After the war, Harsanyi earned a PhD in philosophy at the University in Budapest where he later taught as an assistant professor of sociology and also met his future wife, Anne. In 1948, a Stalinist regime seized power in Hungary and became increasingly intolerant of Harsanyi's liberal views. Eventually, he had to resign from the university and return to work in his father's pharmacy.

Pressure on Harsanyi persisted and, in 1950, the family decided it was too dangerous for him to remain in Hungary. Harsanyi and his soon-to-be wife, Anne, escaped across the border to Austria, and emigrated to Australia, as the waiting list of the Hungarian immigration-quota to the United States was full. The couple were married on January 2, 1951, three days after arriving in Sydney.

In Sydney, Harsanyi worked in factories during the day while earning an MA in economics at the University of Sydney at night. In 1954, he was appointed lecturer in economics at the University of Queensland in Brisbane.

Harsanyi soon realized he was too isolated in Australia to be effective in his field.

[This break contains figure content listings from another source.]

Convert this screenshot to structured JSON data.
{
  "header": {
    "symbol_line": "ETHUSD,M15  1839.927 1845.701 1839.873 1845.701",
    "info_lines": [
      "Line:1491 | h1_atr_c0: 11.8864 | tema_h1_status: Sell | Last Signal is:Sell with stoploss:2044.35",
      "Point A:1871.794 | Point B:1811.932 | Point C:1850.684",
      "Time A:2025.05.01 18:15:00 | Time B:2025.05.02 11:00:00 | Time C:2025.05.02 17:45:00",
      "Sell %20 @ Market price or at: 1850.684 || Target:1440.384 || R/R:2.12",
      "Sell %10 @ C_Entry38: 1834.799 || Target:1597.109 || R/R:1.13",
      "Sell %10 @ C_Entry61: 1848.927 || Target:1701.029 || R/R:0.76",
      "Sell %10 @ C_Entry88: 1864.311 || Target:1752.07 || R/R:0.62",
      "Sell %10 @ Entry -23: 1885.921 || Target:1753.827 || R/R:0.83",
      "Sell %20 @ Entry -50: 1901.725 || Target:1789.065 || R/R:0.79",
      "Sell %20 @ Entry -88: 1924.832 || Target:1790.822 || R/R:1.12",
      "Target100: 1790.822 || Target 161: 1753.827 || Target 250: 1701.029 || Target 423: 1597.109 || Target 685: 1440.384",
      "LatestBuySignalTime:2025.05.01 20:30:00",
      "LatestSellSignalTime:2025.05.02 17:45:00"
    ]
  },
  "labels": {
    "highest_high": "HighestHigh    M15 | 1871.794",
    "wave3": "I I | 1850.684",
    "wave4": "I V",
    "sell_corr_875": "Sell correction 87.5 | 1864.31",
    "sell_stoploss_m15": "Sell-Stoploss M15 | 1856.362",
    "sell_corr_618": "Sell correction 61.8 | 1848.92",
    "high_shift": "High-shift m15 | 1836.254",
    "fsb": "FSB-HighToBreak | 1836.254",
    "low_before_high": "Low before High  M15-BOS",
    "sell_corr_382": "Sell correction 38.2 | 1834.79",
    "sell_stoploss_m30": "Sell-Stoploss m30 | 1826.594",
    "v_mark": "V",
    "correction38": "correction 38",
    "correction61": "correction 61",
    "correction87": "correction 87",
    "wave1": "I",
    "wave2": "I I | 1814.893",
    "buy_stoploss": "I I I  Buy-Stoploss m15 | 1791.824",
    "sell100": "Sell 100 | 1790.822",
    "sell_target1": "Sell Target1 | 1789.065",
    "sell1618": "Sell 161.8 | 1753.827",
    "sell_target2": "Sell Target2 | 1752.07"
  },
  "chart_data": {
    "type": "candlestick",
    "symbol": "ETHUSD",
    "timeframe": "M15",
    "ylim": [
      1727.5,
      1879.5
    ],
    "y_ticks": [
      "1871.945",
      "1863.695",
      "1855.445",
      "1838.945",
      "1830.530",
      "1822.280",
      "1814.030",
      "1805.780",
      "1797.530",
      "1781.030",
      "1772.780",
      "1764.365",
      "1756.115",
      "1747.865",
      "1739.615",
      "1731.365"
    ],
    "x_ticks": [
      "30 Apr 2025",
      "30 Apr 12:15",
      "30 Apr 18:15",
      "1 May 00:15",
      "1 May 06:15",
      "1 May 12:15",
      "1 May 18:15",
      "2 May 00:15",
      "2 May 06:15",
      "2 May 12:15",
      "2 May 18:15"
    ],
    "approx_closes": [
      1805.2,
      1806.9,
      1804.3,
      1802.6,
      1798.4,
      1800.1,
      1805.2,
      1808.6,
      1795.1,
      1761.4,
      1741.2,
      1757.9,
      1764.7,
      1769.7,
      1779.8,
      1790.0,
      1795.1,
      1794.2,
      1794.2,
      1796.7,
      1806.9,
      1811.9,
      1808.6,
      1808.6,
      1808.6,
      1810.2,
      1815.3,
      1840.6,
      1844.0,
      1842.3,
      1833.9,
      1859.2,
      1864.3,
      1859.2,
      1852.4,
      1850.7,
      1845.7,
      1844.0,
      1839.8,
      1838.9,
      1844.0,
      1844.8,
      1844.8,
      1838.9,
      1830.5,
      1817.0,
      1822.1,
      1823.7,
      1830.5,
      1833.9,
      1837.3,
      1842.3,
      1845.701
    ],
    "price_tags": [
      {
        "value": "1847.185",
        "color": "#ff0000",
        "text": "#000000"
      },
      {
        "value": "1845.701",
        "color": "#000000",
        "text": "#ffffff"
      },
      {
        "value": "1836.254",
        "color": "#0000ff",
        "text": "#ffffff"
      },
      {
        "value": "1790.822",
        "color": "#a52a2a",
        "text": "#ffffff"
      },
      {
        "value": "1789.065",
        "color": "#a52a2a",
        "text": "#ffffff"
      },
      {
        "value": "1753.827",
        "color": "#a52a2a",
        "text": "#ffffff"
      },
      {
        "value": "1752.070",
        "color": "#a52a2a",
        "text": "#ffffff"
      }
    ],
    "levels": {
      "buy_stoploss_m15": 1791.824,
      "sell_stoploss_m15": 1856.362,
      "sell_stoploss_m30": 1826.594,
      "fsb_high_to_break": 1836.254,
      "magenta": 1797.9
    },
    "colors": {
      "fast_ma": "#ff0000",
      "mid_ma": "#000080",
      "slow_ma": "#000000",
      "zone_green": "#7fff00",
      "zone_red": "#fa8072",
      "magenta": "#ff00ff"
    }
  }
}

In 1956, he enrolled in the PhD program in economics at Stanford University, writing his dissertation on game theory under the guidance of the future Nobel Laureate Kenneth Arrow.

Before arriving at UC Berkeley in 1964, he taught economics at the Australian National University in Canberra from 1958 to 1961 and at Wayne State University in Detroit from 1961 to 1963. At Berkeley, he continued his path-breaking work in game theory and also made important contributions to the fields of ethics, social choice and welfare economics. Harsanyi was awarded seven honorary doctorates by universities around the world. Harsanyi is survived by his wife, Anne, of Berkeley, and son, Tom, of Somerville, Mass.

When Harsanyi was interviewed in Budapest after being awarded the Nobel Prize, he said his family and his work were the most important things in his life. He took frequent trips all over the world with his family.

A memorial service for the campus community will be held at 4 p.m. on Thursday, Aug. 31, in the Great Hall of UC Berkeley's Faculty Club.

Donations in John Harsanyi's memory may be sent to the Alzheimer's Association of the Greater Bay Area, 2065 West El Camino Real, Mountain View, CA 94042.